Быть поэтом, право же, нелегко.
В конце концов так и останешься непонятым.
На одном литературном утреннике заснула
пятидесятидвухлетняя студентка философии,
которая понадеялась, что в зале будет натоплено.
И впрямь было.
А что же поэт?
Что поэзия?
Душа?
Мечты?
Одна молодая женщина смотрелась в воды зеленого озера,
то озеро было кристально чистым, горным,
и женщине казалось, что она слишком нага
даже для воды.
Тогда она сплела себе ожерелье
из ромашек позднего плиоцена.
Мужчины, разумеется, не обратили на это внимания,
они слишком уставали от охоты и любви,
которая и в те времена была
столь же утомительной, как ныне.
Но женщины в пещерах
разглядели ее всю целиком, с головы до пят.

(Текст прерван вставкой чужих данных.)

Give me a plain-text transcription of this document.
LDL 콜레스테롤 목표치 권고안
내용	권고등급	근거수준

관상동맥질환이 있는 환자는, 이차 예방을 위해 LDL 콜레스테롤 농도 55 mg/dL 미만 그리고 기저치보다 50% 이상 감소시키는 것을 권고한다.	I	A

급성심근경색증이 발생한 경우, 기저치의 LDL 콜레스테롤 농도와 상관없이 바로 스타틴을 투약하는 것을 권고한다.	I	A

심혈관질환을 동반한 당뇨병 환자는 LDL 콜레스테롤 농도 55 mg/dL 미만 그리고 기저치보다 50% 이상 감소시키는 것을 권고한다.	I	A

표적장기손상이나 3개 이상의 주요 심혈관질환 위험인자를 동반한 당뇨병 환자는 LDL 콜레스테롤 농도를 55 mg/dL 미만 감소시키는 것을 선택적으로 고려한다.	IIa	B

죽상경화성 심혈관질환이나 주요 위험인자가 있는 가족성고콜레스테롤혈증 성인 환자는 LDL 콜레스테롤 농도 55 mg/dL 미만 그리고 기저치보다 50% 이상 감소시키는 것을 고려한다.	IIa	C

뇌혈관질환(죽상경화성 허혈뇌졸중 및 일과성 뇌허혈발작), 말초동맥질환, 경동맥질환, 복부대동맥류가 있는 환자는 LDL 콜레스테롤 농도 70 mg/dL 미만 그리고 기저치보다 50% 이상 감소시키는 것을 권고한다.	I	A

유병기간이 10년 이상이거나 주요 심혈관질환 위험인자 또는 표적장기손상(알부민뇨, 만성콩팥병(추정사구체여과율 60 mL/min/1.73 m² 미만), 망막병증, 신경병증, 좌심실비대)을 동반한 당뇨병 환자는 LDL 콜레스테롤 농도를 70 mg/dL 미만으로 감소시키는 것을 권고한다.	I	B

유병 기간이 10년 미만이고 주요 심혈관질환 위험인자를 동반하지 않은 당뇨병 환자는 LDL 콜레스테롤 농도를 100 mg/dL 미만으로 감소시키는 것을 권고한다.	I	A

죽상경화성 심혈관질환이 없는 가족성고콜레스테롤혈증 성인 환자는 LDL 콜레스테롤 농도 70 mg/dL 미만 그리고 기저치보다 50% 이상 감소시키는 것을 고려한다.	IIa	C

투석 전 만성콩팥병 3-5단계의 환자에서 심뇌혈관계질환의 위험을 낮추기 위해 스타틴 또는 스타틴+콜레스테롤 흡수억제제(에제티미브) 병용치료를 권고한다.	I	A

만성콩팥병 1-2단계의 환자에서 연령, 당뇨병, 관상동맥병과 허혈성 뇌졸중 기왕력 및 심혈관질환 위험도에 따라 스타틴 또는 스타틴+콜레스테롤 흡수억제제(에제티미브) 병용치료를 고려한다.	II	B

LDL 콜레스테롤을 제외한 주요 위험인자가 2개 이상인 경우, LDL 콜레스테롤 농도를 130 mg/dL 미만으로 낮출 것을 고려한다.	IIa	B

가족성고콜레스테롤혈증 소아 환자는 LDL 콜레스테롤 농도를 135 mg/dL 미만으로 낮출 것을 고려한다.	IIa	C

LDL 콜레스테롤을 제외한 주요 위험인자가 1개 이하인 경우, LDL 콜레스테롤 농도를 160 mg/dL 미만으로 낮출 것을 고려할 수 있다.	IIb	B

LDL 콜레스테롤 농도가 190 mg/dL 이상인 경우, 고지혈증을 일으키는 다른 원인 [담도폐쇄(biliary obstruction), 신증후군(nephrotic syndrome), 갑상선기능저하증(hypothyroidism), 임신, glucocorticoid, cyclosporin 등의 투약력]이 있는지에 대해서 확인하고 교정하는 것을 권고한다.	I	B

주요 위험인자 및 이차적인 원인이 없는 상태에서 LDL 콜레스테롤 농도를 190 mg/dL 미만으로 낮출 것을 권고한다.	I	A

— Ишь ты, — сказали они. — Такого у нас нет.
Что это на тебе, ты, вертихвостка?!
Ожерелье? Мы бы это никогда на себя не надели.
Боже, у нее ни капельки вкуса!
На следующее утро на лугу у озера
не осталось ни одной ромашки.
Потом ожерелья делали из ракушек,
из бронзовых кружочков и омытой морем гальки,
из ядовитых смарагдов, черных жемчужин,
из бриллиантов, холодящих, как высокогорный ледник.
Чем дороже были женщины,
тем дороже становились их ожерелья.
А вот мужчины придумали для себя лишь одно —
из железа.
Когда оно им надоедает,
они надевают его на женщину.
Не будите женщин слишком рано.
Под утро им снятся самые сладкие сны.
Есть только две категории женщин, дорогая:
женщины ждущие и те, которых ждут.
Если бы мысли было слышно, дорогая,
улицы бы задыхались в женском крике,
молящем о любви, дорогая, молящем о любви…
Так что на самом деле все женщины ждут. Правда?
И те, которых ждут.
Ей послышался звук автомобильного клаксона, и она
выглянула из своего окна в новом доме с фасадом
из алюминия.
«Эй, кто вы, что позволяете себе такое? Не люблю,
когда меня зовут гудком автомобиля!»
Большое сверкающее окно машины опустилось,
и раздалась музыка, но словно не по радио,
а как из старинных часов
с музыкальным механизмом.
«Это вы бросьте, да, — сказала она. — Не на ту напали.
Пусть я бедная, но я гордая…»
Но все же сбежала по красной плюшевой дорожке вниз,
взглянуть, кто ей сигналил.
На улице на нее посмотрел необыкновенно красивый
мужчина, сказавший:
— Вы босиком, вы забыли туфельки.
Она вернулась обратно, но найти их не могла. У нее был
большой шкаф, снизу доверху набитый шелковыми чулками,
а вот туфель нигде не было.
Между тем человек все сигналил и сигналил, а потом дал газ и уехал.
«Господи боже, — горько плакала она, — что же ты делаешь?